Hmm, those two things didn’t seem to go together. So I pushed a little harder, and as usual, the GWO people were very responsive, and they came back with this answer:

What Wendi is describing in her blog is a power calculation. This
says: if I want to be able to measure a difference of a given size
(delta), if I wait so long (n), I will be 95% (alpha) certain that I
can see the difference…

My original statement is also correct: If you wait long enough, a
difference of any magnitude will be measurable. What Wendi shows is
that you qualify that statement with an amount of difference one is
interested in, you can calculate the number of impressions required to
detect that difference with a given degree of certainty.

So I pushed through the Greek letters (and wrote Wendi) in an effort to really understand her equation.
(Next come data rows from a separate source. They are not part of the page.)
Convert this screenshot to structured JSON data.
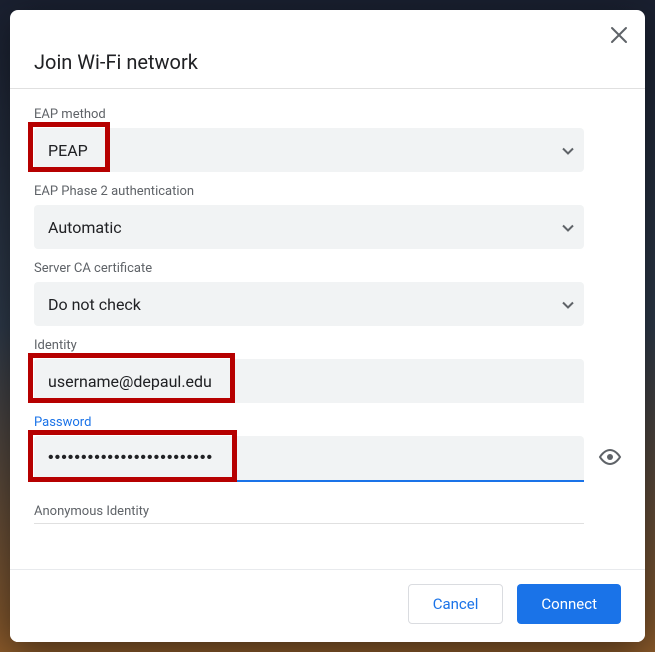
{
  "dialog": {
    "title": "Join Wi-Fi network",
    "close_icon": "close-icon"
  },
  "fields": {
    "eap_method": {
      "label": "EAP method",
      "value": "PEAP"
    },
    "eap_phase2": {
      "label": "EAP Phase 2 authentication",
      "value": "Automatic"
    },
    "server_ca": {
      "label": "Server CA certificate",
      "value": "Do not check"
    },
    "identity": {
      "label": "Identity",
      "value": "username@depaul.edu"
    },
    "password": {
      "label": "Password",
      "masked": "•••••••••••••••••••••••••"
    },
    "anonymous_identity": {
      "label": "Anonymous Identity"
    }
  },
  "buttons": {
    "cancel": "Cancel",
    "connect": "Connect"
  },
  "icons": {
    "chevron_down": "▼",
    "visibility": "eye-icon"
  },
  "colors": {
    "accent": "#1a73e8",
    "highlight_border": "#b60000",
    "text_primary": "#202124",
    "text_secondary": "#5f6368",
    "field_bg": "#f1f3f4"
  }
}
Here is what it means in English – no Greek letters or subscripts (and Wendi, you correct me if I am wrong):

Given a conversion rate we already know (the control) and a confidence that we want (95%), how many views of the test page do we need to have in order to feel that the conversion rate of the other tests will be no more than plus or minus 1%? In the case of my test, how many pageviews do we need to see to feel 95% confident that the conversion rates of the other tests will be between 3.72 and 5.72%? (after all the control has 4.72%, so that’s plus or minus one percentage point, right?)

And in fact, GWO is right also – they *are* both right. We can decrease that “margin of error” (I wish we could call it “conversion rate difference”) to be .0001% and we will need over 17 million page views to have 95% confidence that there is a tie. Of course, I owe that calculation to Wendi’s spreadsheet.

And finally — look! I am starting to see a little spread in the data:


Our founder, Robbin Steif, started LunaMetrics in 2004. She is a graduate of Harvard College and the Harvard Business School, and has served on the Board of Directors for the Digital Analytics Association. Robbin is a winner of a BusinessWomen First award, as well as a Diamond Award for business leadership. In 2017, Robbin sold her company to HS2 Solutions and has since retired from LunaMetrics.

  • Hey Robbin! You’ve got it! I can see GWO’s point but I think in your case statistics in on your side. Knowing how long you need to wait makes your life so much easier. Of course if you were dealing with a site that was able to generate 10K page views in a day then you don’t really need statistics anymore… you’ve got volume on your side.

    The best applied statistical strategies help a researcher reduce costs or help those those with limited testing resources to make informed decisions quickly without waiting for that 10,000th page view to come 3 months later. Statistics is not for every situation but I do believe that it works well in your case that you are discussing today.